В Центре Вознесенского открылся мультимедийный проект «Поэт и Леди», рассказывающий о малоизвестном сюжете — дружбе кумира шестидесятых и Жаклин Кеннеди-Онассис, страстной поклонницы русской литературы.
Икона стиля в безупречно сидящем костюме от Chanel, вдова трагически погибшего Джона Кеннеди, затем жена миллиардера Онассиса, а по выражению Нормана Мейлера, «живой символ греческой драмы». Как будто тени Эсхила и Софокла однажды сговорились: «А пусть она выйдет замуж за грека, который будет хоть немного похож на наших могучих кровавых царей». Принцесса по духу: талантливая художница, раздаривавшая картины друзьям и близким. Литератор, сочинительница красивого мифа о современном Камелоте — клане Кеннеди как оплоте благородных людей, — сама она предпочитала оставаться в тени.
Таким же принцем «как будто из другой стаи, другой крови, другой породы» был и непредсказуемый, как его рифмы, Андрей Вознесенский. В книге «Поэт и Леди» (это издание куратор и автор идеи выставки, писатель и театральный критик Сергей Николаевич скоро презентует на «Нон-фикшн-2019») приводится характерный эпизод. Возмущенный рассказ Зои Богуславской, жены Вознесенского, как однажды Андрея ждали в Москве на каком-то важном концерте, а он прислал ей телеграмму из Ялты: «Милая, извини, прилететь не могу. Цветет миндаль». Ну не ответ ли принца?
Ментальная близость двух легендарных людей, позволившая превратить светское знакомство в искреннюю многолетнюю дружбу, — такова центральная идея выставки, открывшейся в Центре Вознесенского.
История их знакомства нашла ироническое отражение в поэме Вознесенского «Ямбы и блямбы»: «Она, как биржевой меняла, / меняла фишки на сантим / и в результате наполняла / стихи сиянием своим. / Кто был я им? Опальный тимуровец, / я был заклинен тогда на Жаклин. / И что говорила мне женщина, жмурясь, / казалось, я понимал один. / Однажды ее на каком-то сборище / спросил я, чтоб показаться умней: / - Как вам наш Хрущев? / - Хрущев — чудовище. / Мы сразу же подружились с ней».
Куда более серьезно Вознесенский написал о своем друге в очерке Art: «Жаклин, уже не Кеннеди, а Онассис, была для меня одной из самых дорогих и необходимых мне фигур западной культуры. Россия была ее страстью... Во время распада нашей страны сказала мне: «Россию растащат, как свою добычу, соседние хищные птицы». Я еще тогда не понимал этого, но она, иностранка, чувствовала».

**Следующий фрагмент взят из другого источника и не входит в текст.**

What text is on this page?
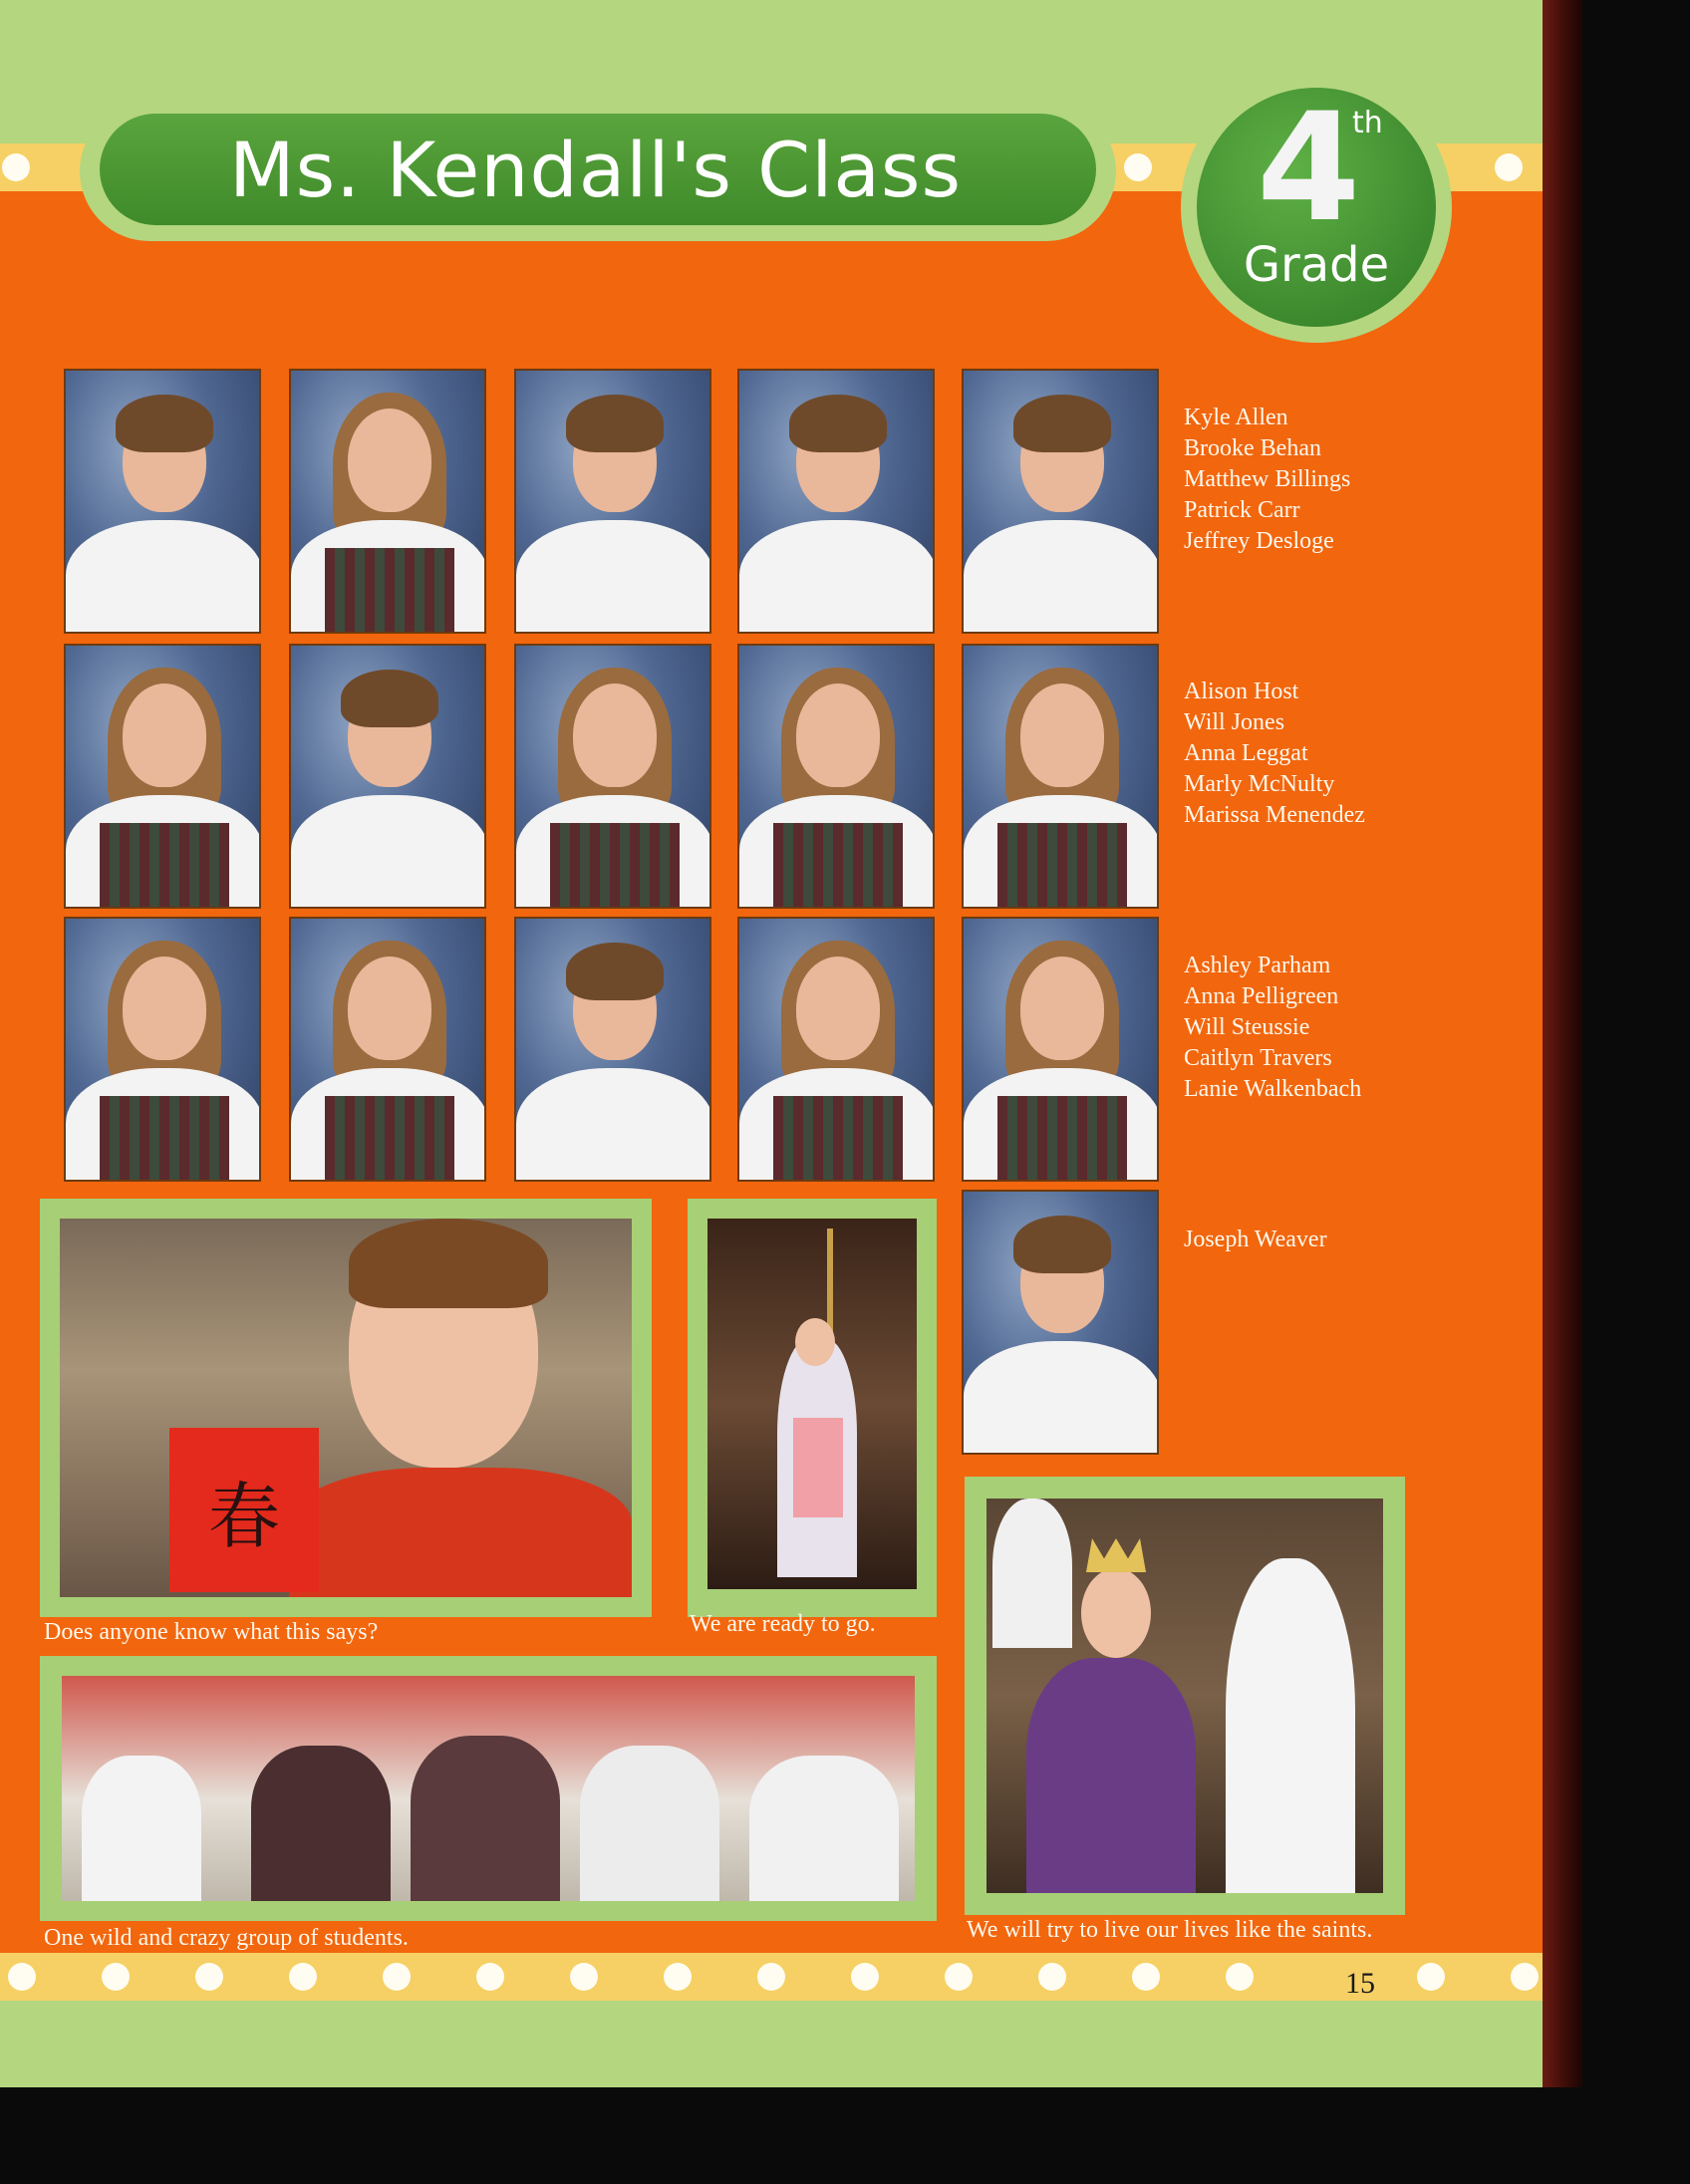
Ms. Kendall's Class 4
th
Grade
Kyle Allen
Brooke Behan
Matthew Billings
Patrick Carr
Jeffrey Desloge
Alison Host
Will Jones
Anna Leggat
Marly McNulty
Marissa Menendez
Ashley Parham
Anna Pelligreen
Will Steussie
Caitlyn Travers
Lanie Walkenbach
Joseph Weaver
春
Does anyone know what this says?	We are ready to go.
One wild and crazy group of students.	We will try to live our lives like the saints.
15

В центре экспозиции — инсталляция знаменитой квартиры на Пятой авеню. Возле окна в гостиной — композиция «Бабочка Набокова» из бумаги, стекла и золота. Архитектор по образованию, всю вторую половину жизни Вознесенский увлекался созданием таких коллажей из стихов, рисунков и фото, для которых сам же придумал жанровое обозначение — «видеома». Влюбленная в русскую литературу леди попросила подарить ей эту работу.
— Бабочка годами висела в гостиной Жаклин, — рассказывает Сергей Николаевич. — Потом Андрей Андреевич попросил дать ее на выставку в Париж, затем она еще куда-то с ним путешествовала, а когда поэт наконец собрался подарок вернуть, Жаклин умерла.
Эта красивая история тоже вошла в миф первой леди и Вознесенского, в котором много элегантной атмосферности, но мало достоверных фактов. Кто знает, может быть, именно с русским поэтом она была откровеннее, чем со своими соотечественниками... Мы привыкли говорить о ней как о легенде, законодательнице мод, но почти совсем не знаем, что она была человеком литературы, влюбленным в книгу. Последние лет 20 своей жизни и проработала редактором различных издательств, выпустив более сотни изданий. И большое место в этой ее деятельности оказалось отдано книгам о русских и русской культуре.